Weltwahn
Von Arnold SchölzelEs war nur eine Frage der Zeit, bis beim laufenden dritten deutschen Rennen um einen »Platz an der Sonne« die Expansions- in Annexionspolitik umschlägt. Das öffentliche Nachdenken der Außenministerin Annalena Baerbock über deutsche Soldaten in der Ukraine war das erste Signal. Die Soldaten sind zwar längst dort, aber in den Kriegsmedien noch nicht sichtbar. Das Poltern Roderich Kiesewetters über Lithiumvorräte in der Ukraine war dafür unüberhörbar. Es lautet übersetzt: Die gehören uns. Der CDU-Mann hat ebenso wie sein Partei- und Fraktionschef kein Regierungsamt, da lässt sich leichter Klartext sprechen.
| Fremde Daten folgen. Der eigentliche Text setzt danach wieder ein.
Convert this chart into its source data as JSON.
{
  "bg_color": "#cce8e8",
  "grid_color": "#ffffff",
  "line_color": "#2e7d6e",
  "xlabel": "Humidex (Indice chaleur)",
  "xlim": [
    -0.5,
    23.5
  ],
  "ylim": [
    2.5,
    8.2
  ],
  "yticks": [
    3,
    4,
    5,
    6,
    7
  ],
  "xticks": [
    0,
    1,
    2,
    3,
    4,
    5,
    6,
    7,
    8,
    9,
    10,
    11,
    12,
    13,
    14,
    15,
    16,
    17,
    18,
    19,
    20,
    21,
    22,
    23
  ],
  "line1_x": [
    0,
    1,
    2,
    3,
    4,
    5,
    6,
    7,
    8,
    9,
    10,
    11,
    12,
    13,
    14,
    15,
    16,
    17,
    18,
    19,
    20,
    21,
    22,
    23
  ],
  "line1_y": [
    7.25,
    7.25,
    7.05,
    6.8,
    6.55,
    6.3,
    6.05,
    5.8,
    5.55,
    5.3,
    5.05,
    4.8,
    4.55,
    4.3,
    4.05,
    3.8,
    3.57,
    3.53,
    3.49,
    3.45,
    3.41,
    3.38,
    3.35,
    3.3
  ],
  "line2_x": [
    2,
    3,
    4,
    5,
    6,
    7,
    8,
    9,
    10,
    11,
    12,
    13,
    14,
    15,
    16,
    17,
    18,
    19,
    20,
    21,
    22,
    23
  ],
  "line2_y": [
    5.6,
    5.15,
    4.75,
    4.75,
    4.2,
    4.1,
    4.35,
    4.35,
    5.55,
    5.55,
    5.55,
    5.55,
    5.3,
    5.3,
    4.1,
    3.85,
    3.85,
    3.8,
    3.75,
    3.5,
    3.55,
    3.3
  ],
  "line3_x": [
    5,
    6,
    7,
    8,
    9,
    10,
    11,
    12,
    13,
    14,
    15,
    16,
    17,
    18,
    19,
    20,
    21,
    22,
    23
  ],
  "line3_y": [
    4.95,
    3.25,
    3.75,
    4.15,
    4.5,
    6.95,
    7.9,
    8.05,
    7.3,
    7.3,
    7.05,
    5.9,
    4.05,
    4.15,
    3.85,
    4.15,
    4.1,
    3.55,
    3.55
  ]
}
Die Bundestagsdebatten am Freitag über den Antrag der FDP zur Ukraine – »Zeitenwende mit Leben füllen« – und den der CDU/CSU – »Nordkoreas schädliche Außenpolitik einhegen« – setzten das fort. Die Papiere enthalten jene Mischung aus Größenwahn und Gier, die in besonderem Maß die Geschichte deutscher imperialistischer Staaten seit 125 Jahren geprägt hat. Das kostete allein in zwei Weltkriegen zig Millionen Tote, diesmal riskiert das realitätsvergessene Maulheldentum, das am Freitag im deutschen Parlament zu erleben war, die Existenz der Menschheit.
Da verlangen zum Beispiel Friedrich Merz und Co. ernsthaft, Russlands und Chinas Politik gegenüber Nordkorea zu durchkreuzen, u. a. durch »weitere Präsenz der Bundeswehr« im Indopazifik, und »diese Präsenz auch zur Sanktionsüberwachung zu benutzen«. Warum nicht gleich wieder wie Anno 1900 ein internationales Expeditionskorps entsenden, damit die Chinesen 1.000 Jahre lang keinen Deutschen mehr scheel ansehen?
Die gleiche Haudraufmentalität einer regelbasierten Zivilisation bestimmt auch das FDP-Papier. Fraktionschef Christian Dürr will endlich die Ukraine-Ernte in die Scheune fahren und halluziniert im Plenum, der Kanzler und andere »Taurus«-Verweigerer bedienten »indirekt das russische Narrativ«, wer weitreichende Waffensysteme liefere, »der könnte sogar einen Atomkrieg in Europa provozieren«. Denn in Russland ist alles Bluff, besonders Staat und Militär. Und die erste Mittelstreckenrakete der Geschichte im Kampfeinsatz, die »Oreschnik«, die ohne atomare Sprengköpfe verheerende Wirkung erzielt – nicht drüber reden, sondern Kiew endlich ermöglichen, den Moskauer Kreml punktgenau zu treffen.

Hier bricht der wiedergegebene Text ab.